Question of ethics archive

Important: The guidance below was written and issued before the introduction of the SRA Handbook on 6 October 2011, and may refer to regulatory material that is no longer in effect. Although it may still be relevant, this guidance has not been rewritten in light of the wide-ranging regulatory changes implemented on 6 October 2011. Accordingly, it has been archived.

June 2010

Financial Services – EPF register

Q. I am acting in a personal injury case and the client has asked me to arrange an after the event insurance ("ATE") policy for her. I have contacted an insurance company and they have asked me for my EPF number. What is this and how do I find it?

In arranging an ATE policy you are carrying out an "insurance mediation activity". This term is used to describe any regulated activity in respect of an insurance-based product, from life policies and household insurance to defective title insurance and ATE policies.

If you are not authorised by the FSA, you can only arrange an insurance –based product if you comply with the Solicitor's Financial Services (Scope) Rules 2001 ("the Scope Rules"). Under rule 5(6) of the Scope Rules, your firm must not carry on any insurance mediation activities unless it is registered in the FSA Register. You would therefore need to be registered on the Exempt Professional Register (EPF) section of the FSA Register as your firm is not directly authorised by the FSA.

You can check if you are on the EPF Register by searching the FSA website. Please contact us if your firm's details do not appear; we will arrange this for you, but to do so we will need to know the name of your compliance officer whose details will also be published on the Register. Bear in mind that a breach of the Scope Rules is not only a disciplinary matter but also a breach of the Financial Services and Markets Act 2000. You must not therefore undertake any insurance mediation activities until your details appear on the Register.

Financial services - Arranging an insurance policy

Q. I am acting in a conveyancing transaction. I need to arrange a restrictive covenant indemnity insurance policy. What do I need to consider?

If your firm is not authorised by the FSA, you will need to comply with the Solicitors' Financial Services (Scope) Rules 2001 ("the Scope Rules").

Rule 4 of the Scope Rules sets out basic conditions which must be satisfied when you carry on regulated activities such as arranging a restrictive covenant indemnity policy ("the policy"). In particular:

  • Rule 4(a) – arranging the policy must arise out of the retainer you have with the client (so for example it is not appropriate to arrange a policy as a stand-alone activity);
  • Rule 4(b) – arranging the policy is incidental to the provision of the conveyancing service;
  • Rule 4(c) – if you receive any pecuniary reward (such as commission) from the policy provider or other third party, you must account to the client for this. This means that you must give your client detailed information about the payment. See also rule 2, guidance notes 58–61 of the Code, but note that the de minimis provision in rule 2.06 does not apply to this type of reward.

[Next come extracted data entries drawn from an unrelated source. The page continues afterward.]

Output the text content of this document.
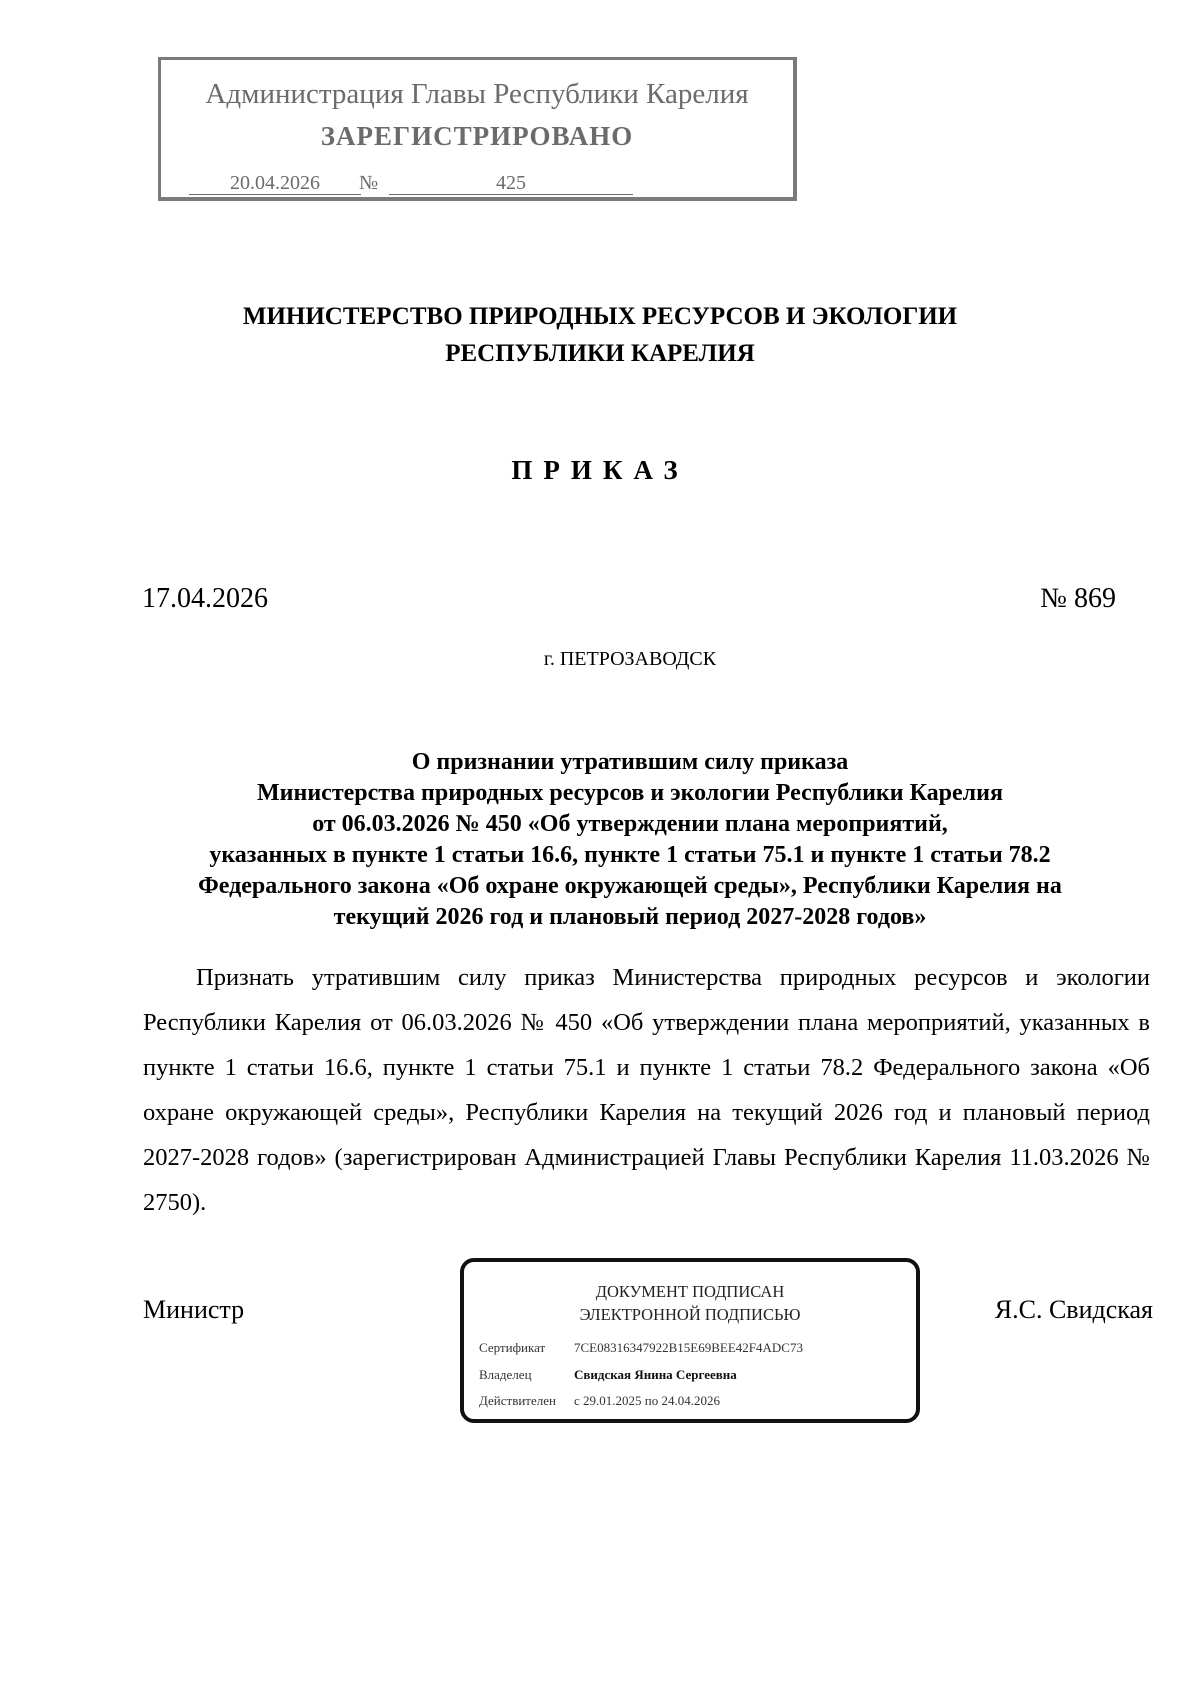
Администрация Главы Республики Карелия
ЗАРЕГИСТРИРОВАНО
20.04.2026	№	425
МИНИСТЕРСТВО ПРИРОДНЫХ РЕСУРСОВ И ЭКОЛОГИИ
РЕСПУБЛИКИ КАРЕЛИЯ
ПРИКАЗ
17.04.2026	№ 869
г. ПЕТРОЗАВОДСК
О признании утратившим силу приказа
Министерства природных ресурсов и экологии Республики Карелия
от 06.03.2026 № 450 «Об утверждении плана мероприятий,
указанных в пункте 1 статьи 16.6, пункте 1 статьи 75.1 и пункте 1 статьи 78.2
Федерального закона «Об охране окружающей среды», Республики Карелия на
текущий 2026 год и плановый период 2027-2028 годов»
Признать утратившим силу приказ Министерства природных ресурсов и экологии Республики Карелия от 06.03.2026 № 450 «Об утверждении плана мероприятий, указанных в пункте 1 статьи 16.6, пункте 1 статьи 75.1 и пункте 1 статьи 78.2 Федерального закона «Об охране окружающей среды», Республики Карелия на текущий 2026 год и плановый период 2027-2028 годов» (зарегистрирован Администрацией Главы Республики Карелия 11.03.2026 № 2750).
Министр
ДОКУМЕНТ ПОДПИСАН
ЭЛЕКТРОННОЙ ПОДПИСЬЮ
Сертификат 7CE08316347922B15E69BEE42F4ADC73
Владелец	Свидская Янина Сергеевна
Действителен с 29.01.2025 по 24.04.2026
Я.С. Свидская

You should also bear in mind the following:

  • Your firm must be on the FSA Register (rule 5(6)) (see the question above);
  • The Solicitors' Financial Services (Conduct of Business) Rules 2001—in particular rule 3(3) and Appendix 1;
  • Your general duties in conduct including the requirements of rule 9.03 if you refer the client to a particular insurer.

Financial services - Statement of demands and needs

Q. I know that under Appendix 1 of the COB Rules, we need to provide our client with a statement of demands and needs when we recommend a restrictive covenant indemnity policy. Do you have a template?

No. It is not possible to provide a template because in order to comply with the rule, you need to tailor the statement to the needs of the individual client and reflect the complexity of the particular insurance contract being proposed. However, the following checklist may assist as a reminder of the points you should address in your statement of demands and needs:

Question Yes No
1 Does the statement identify why the client needs the particular type of insurance contract?    
2 Has the client identified any existing policy which may be of use? (eg does the client have any existing home contents policy which may include legal expenses insurance?)    
3 Does the statement include an explanation about what the client needs to disclose to the insurance provider?    
4 Does the statement include an assessment by the firm as to whether the level of cover is sufficient for the risks which the client wishes to insure?    
5 Does the statement identify and include an assessment of the relevance of any exclusions, excesses, limitations or conditions?    
6 If the firm has recommended the policy, does the statement include an explanation for the firm recommending that particular insurance contract?    

A written demands and needs statement is required whenever you arrange and/or recommend contracts of insurance for a client. As a general rule, the statement must be given to the client before the contract is finalised, but there are three exceptions to this:

  • Where the client asks for the information to be given orally;
  • Where immediate cover is required; and
  • Where the contract is concluded by telephone.

However, the information must still be provided to the client in writing immediately after the conclusion of the contract of insurance.